Per fare qualche esempio la Tv di Stato blandiva e non faceva inchieste sulla crisi finanziaria fino all’ultimo giorno del precedente governo. L’unico elemento che dava, con l’enfasi del momento, era il dato giornaliero sullo spread e basta. Ovviamente con le solite diversificazioni interne per cui si assisteva, da tempo, ai peana di Minzolini verso Berlusconi e gli attacchi di Mineo contro il cavaliere. Mediaset si può immaginare il suo percorso soft e non urticante verso nessuno. Fino ad arrivare a Sky monopolista, unico caso al mondo, della Tv satellitare del mitico magnate anglo australiano Keith Rupert Dylan Murdoch che, non contento del monopolio satellitare, si urtò quando il governo Berlusconi aumentò l’Iva sugli abbonamenti e da quel giorno Sky Tg 24 divenne anti berlusconiana. E la farsa raggiunse la punta più alta allorché, da allora, c’è questa scritta sopra la striscia del tg murdocchiano: Il giornalismo indipendente ed imparziale del primo canale all news italiano”. Le indagini e gli arresti che in Gran Bretagna e negli USA stanno portando avanti le autorità parlano di corruzione di apparati di polizia e di spionaggio sui cellulari. Non è che anche qui facciano le stesse cose? Perché chi di dovere non indaga? Non verifica?

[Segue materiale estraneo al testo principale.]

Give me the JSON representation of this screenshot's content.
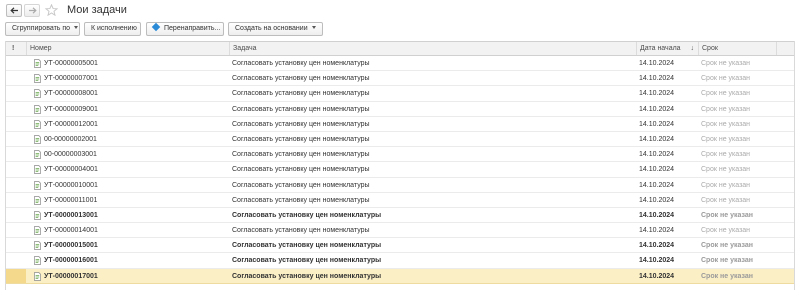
{
  "window": {
    "title": "Мои задачи",
    "nav_back_icon": "arrow-left-icon",
    "nav_forward_icon": "arrow-right-icon",
    "favorite_icon": "star-icon"
  },
  "toolbar": {
    "group_label": "Сгруппировать по",
    "execute_label": "К исполнению",
    "redirect_label": "Перенаправить...",
    "create_label": "Создать на основании"
  },
  "columns": {
    "flag": "!",
    "number": "Номер",
    "task": "Задача",
    "start_date": "Дата начала",
    "deadline": "Срок"
  },
  "rows": [
    {
      "number": "УТ-00000005001",
      "task": "Согласовать установку цен номенклатуры",
      "date": "14.10.2024",
      "deadline": "Срок не указан",
      "bold": false
    },
    {
      "number": "УТ-00000007001",
      "task": "Согласовать установку цен номенклатуры",
      "date": "14.10.2024",
      "deadline": "Срок не указан",
      "bold": false
    },
    {
      "number": "УТ-00000008001",
      "task": "Согласовать установку цен номенклатуры",
      "date": "14.10.2024",
      "deadline": "Срок не указан",
      "bold": false
    },
    {
      "number": "УТ-00000009001",
      "task": "Согласовать установку цен номенклатуры",
      "date": "14.10.2024",
      "deadline": "Срок не указан",
      "bold": false
    },
    {
      "number": "УТ-00000012001",
      "task": "Согласовать установку цен номенклатуры",
      "date": "14.10.2024",
      "deadline": "Срок не указан",
      "bold": false
    },
    {
      "number": "00-00000002001",
      "task": "Согласовать установку цен номенклатуры",
      "date": "14.10.2024",
      "deadline": "Срок не указан",
      "bold": false
    },
    {
      "number": "00-00000003001",
      "task": "Согласовать установку цен номенклатуры",
      "date": "14.10.2024",
      "deadline": "Срок не указан",
      "bold": false
    },
    {
      "number": "УТ-00000004001",
      "task": "Согласовать установку цен номенклатуры",
      "date": "14.10.2024",
      "deadline": "Срок не указан",
      "bold": false
    },
    {
      "number": "УТ-00000010001",
      "task": "Согласовать установку цен номенклатуры",
      "date": "14.10.2024",
      "deadline": "Срок не указан",
      "bold": false
    },
    {
      "number": "УТ-00000011001",
      "task": "Согласовать установку цен номенклатуры",
      "date": "14.10.2024",
      "deadline": "Срок не указан",
      "bold": false
    },
    {
      "number": "УТ-00000013001",
      "task": "Согласовать установку цен номенклатуры",
      "date": "14.10.2024",
      "deadline": "Срок не указан",
      "bold": true
    },
    {
      "number": "УТ-00000014001",
      "task": "Согласовать установку цен номенклатуры",
      "date": "14.10.2024",
      "deadline": "Срок не указан",
      "bold": false
    },
    {
      "number": "УТ-00000015001",
      "task": "Согласовать установку цен номенклатуры",
      "date": "14.10.2024",
      "deadline": "Срок не указан",
      "bold": true
    },
    {
      "number": "УТ-00000016001",
      "task": "Согласовать установку цен номенклатуры",
      "date": "14.10.2024",
      "deadline": "Срок не указан",
      "bold": true
    },
    {
      "number": "УТ-00000017001",
      "task": "Согласовать установку цен номенклатуры",
      "date": "14.10.2024",
      "deadline": "Срок не указан",
      "bold": true,
      "selected": true
    }
  ],
  "colors": {
    "selected_row": "#fbefc6",
    "deadline_text": "#aaaaaa",
    "redirect_icon": "#2b8bd6"
  }
}
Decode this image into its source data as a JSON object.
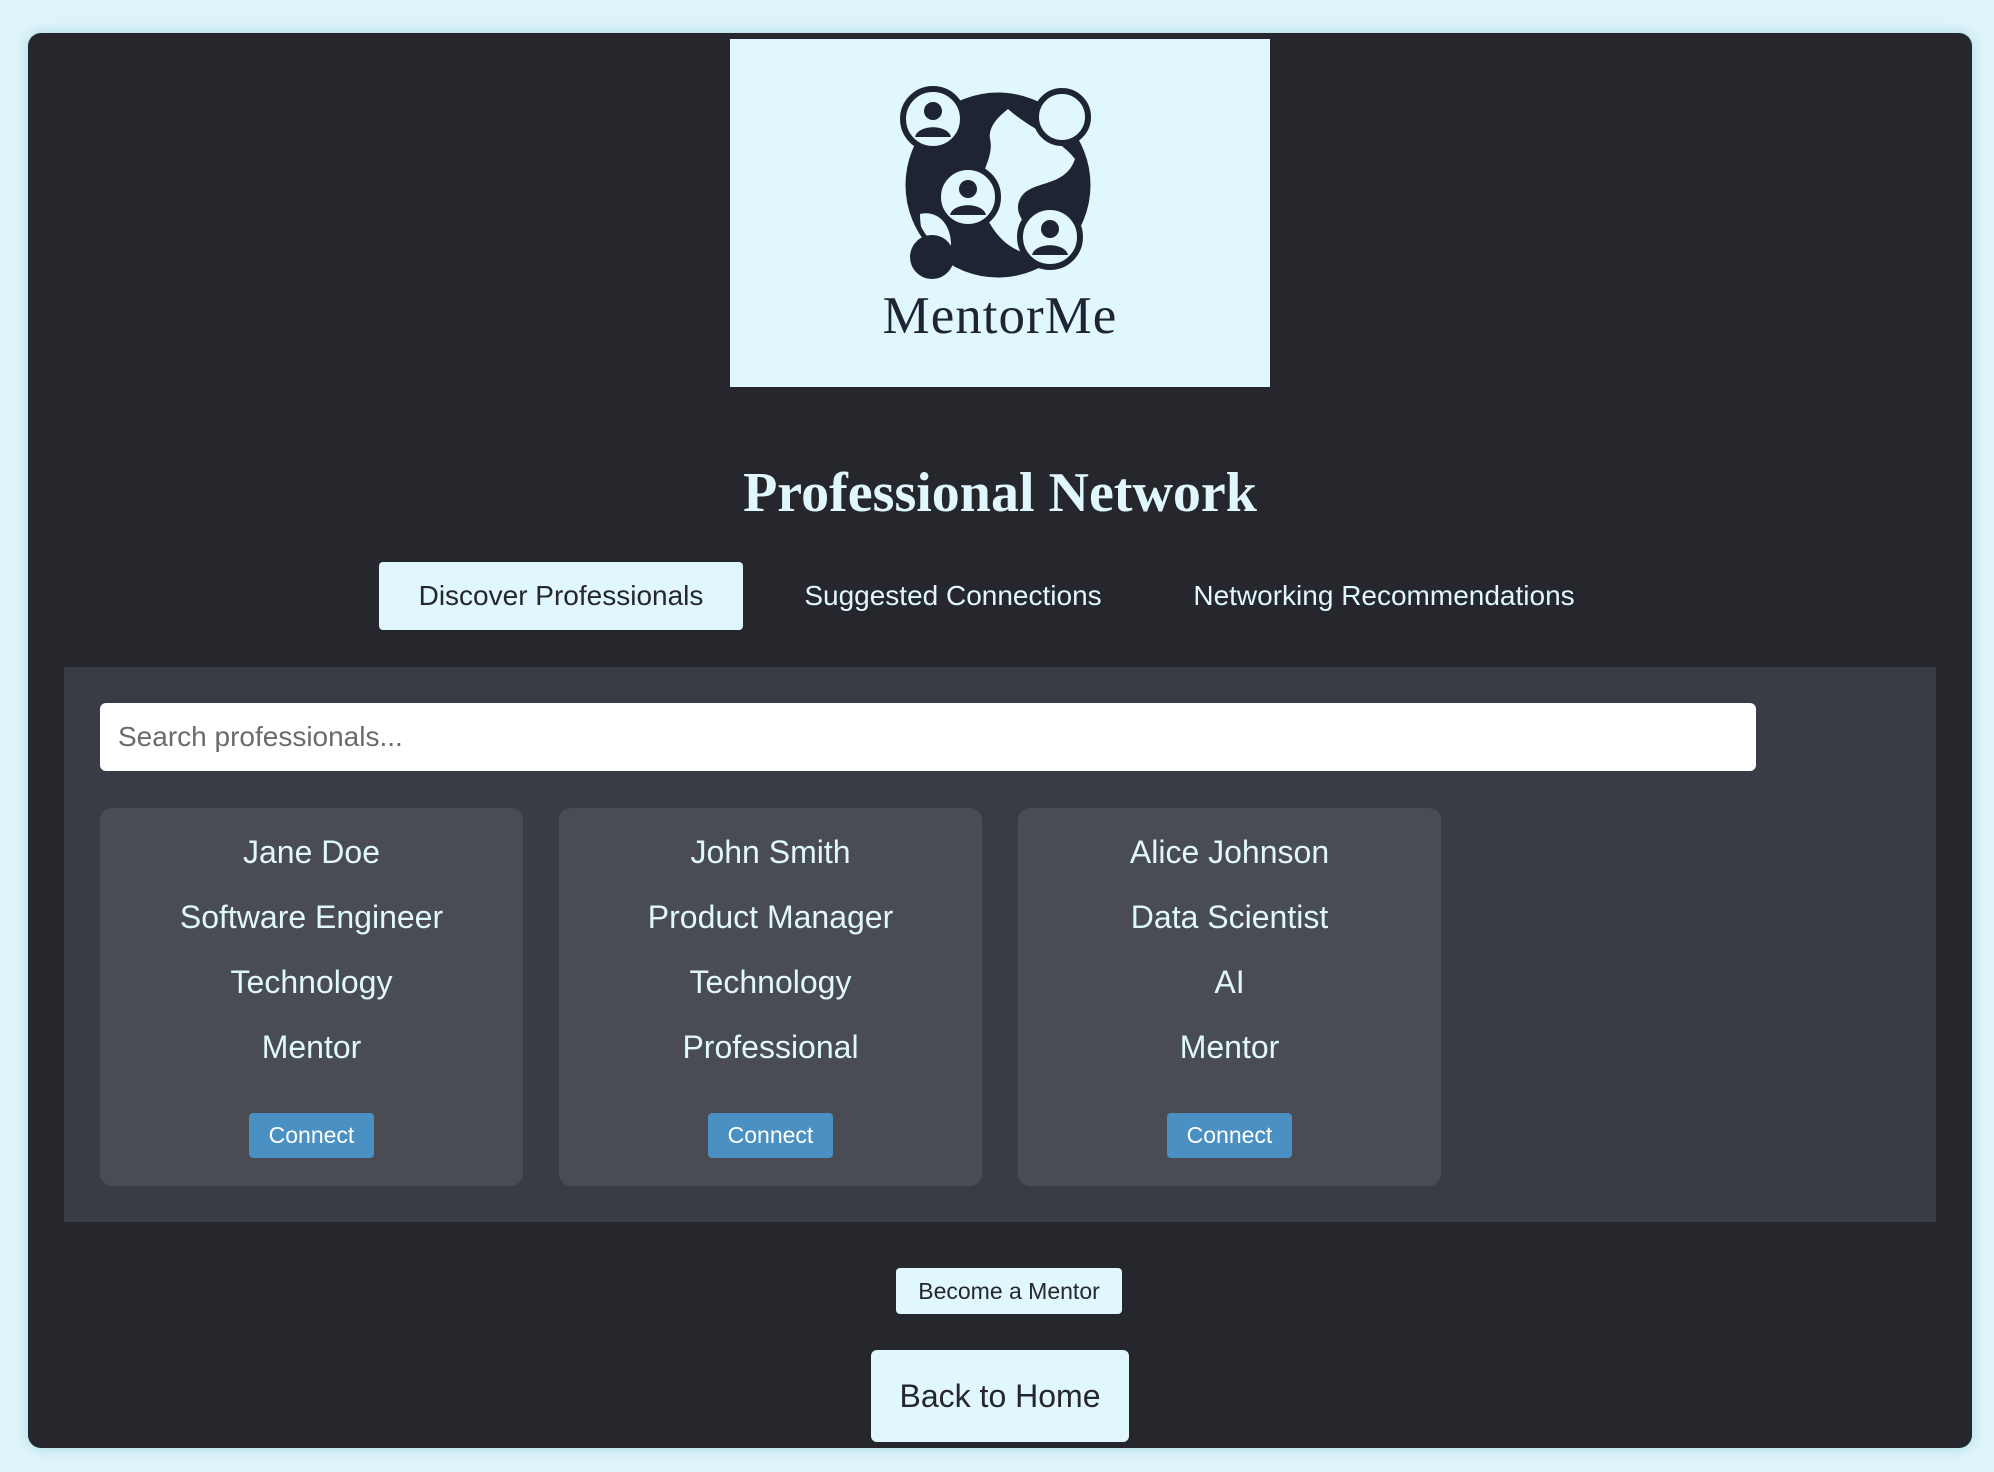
{
  "logo": {
    "text": "MentorMe",
    "icon": "globe-network-icon"
  },
  "page_title": "Professional Network",
  "tabs": [
    {
      "label": "Discover Professionals",
      "active": true
    },
    {
      "label": "Suggested Connections",
      "active": false
    },
    {
      "label": "Networking Recommendations",
      "active": false
    }
  ],
  "search": {
    "placeholder": "Search professionals...",
    "value": ""
  },
  "professionals": [
    {
      "name": "Jane Doe",
      "title": "Software Engineer",
      "industry": "Technology",
      "role": "Mentor",
      "button": "Connect"
    },
    {
      "name": "John Smith",
      "title": "Product Manager",
      "industry": "Technology",
      "role": "Professional",
      "button": "Connect"
    },
    {
      "name": "Alice Johnson",
      "title": "Data Scientist",
      "industry": "AI",
      "role": "Mentor",
      "button": "Connect"
    }
  ],
  "actions": {
    "become_mentor": "Become a Mentor",
    "back_home": "Back to Home"
  },
  "colors": {
    "background": "#dff5fb",
    "app_bg": "#25272d",
    "panel_bg": "#393c45",
    "card_bg": "#4a4c53",
    "accent_light": "#e0f7fd",
    "connect_button": "#4a90c2",
    "logo_ink": "#1e2433"
  }
}
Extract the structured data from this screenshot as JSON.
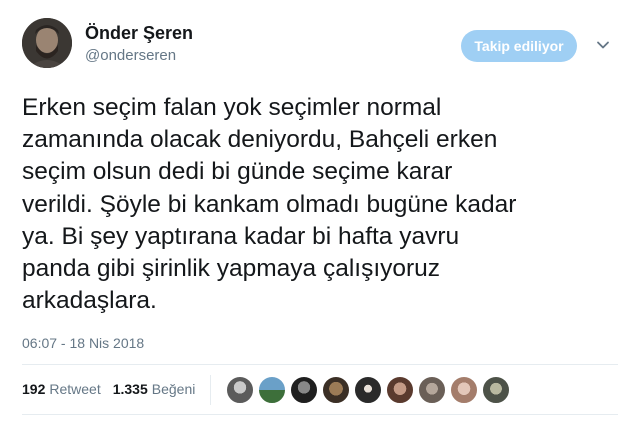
{
  "author": {
    "name": "Önder Şeren",
    "handle": "@onderseren"
  },
  "follow_button": {
    "label": "Takip ediliyor",
    "color": "#9fcff4"
  },
  "tweet": {
    "lines": [
      "Erken seçim falan yok seçimler normal",
      "zamanında olacak deniyordu, Bahçeli erken",
      "seçim olsun dedi bi günde seçime karar",
      "verildi. Şöyle bi kankam olmadı bugüne kadar",
      "ya. Bi şey yaptırana kadar bi hafta yavru",
      "panda gibi şirinlik yapmaya çalışıyoruz",
      "arkadaşlara."
    ],
    "timestamp": "06:07 - 18 Nis 2018"
  },
  "stats": {
    "retweets_count": "192",
    "retweets_label": "Retweet",
    "likes_count": "1.335",
    "likes_label": "Beğeni"
  },
  "icons": {
    "dropdown": "chevron-down-icon",
    "avatar": "avatar",
    "liker_avatars": 9
  }
}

Ma il massimo in negativo l’ha raggiunto La7 la tv di proprietà di Telecom Italia che ha chiuso il 2011 con una secca perdita netta di 83 milioni di euro, eppure la pubblicità, gestita da Urbano Cairo, ha avuto una raccolta che è aumentata del 32,1%. Non male non c’è che dire.
Ma, nonostante ciò, ha chiuso in rosso e senza avere un grosso rialzo dai dati auditel. Infatti se si prende qualche giorno a campione risulta che, dalla mattina ore 6,00 fino alle 12,30 i telespettatori hanno premiato, fra tutti i programmi in quelle sei ore, le previsioni del tempo con uno share del 5,03%. Benedetta Parodi, uno degli ultimi acquisti da Mediaset, ha registrato uno share, fra le 17,50 e le 18,51, del 2,07%. Mentre la promessa della satira e della comicità televisiva, Geppi Cucciari, toccava un ragguardevole 2,08% di share. Per finire poi con Sabina Guzzanti che, col suo nuovo spettacolo su La7, il mitico Un due tre stella ha viaggiato sul 3,53% di share.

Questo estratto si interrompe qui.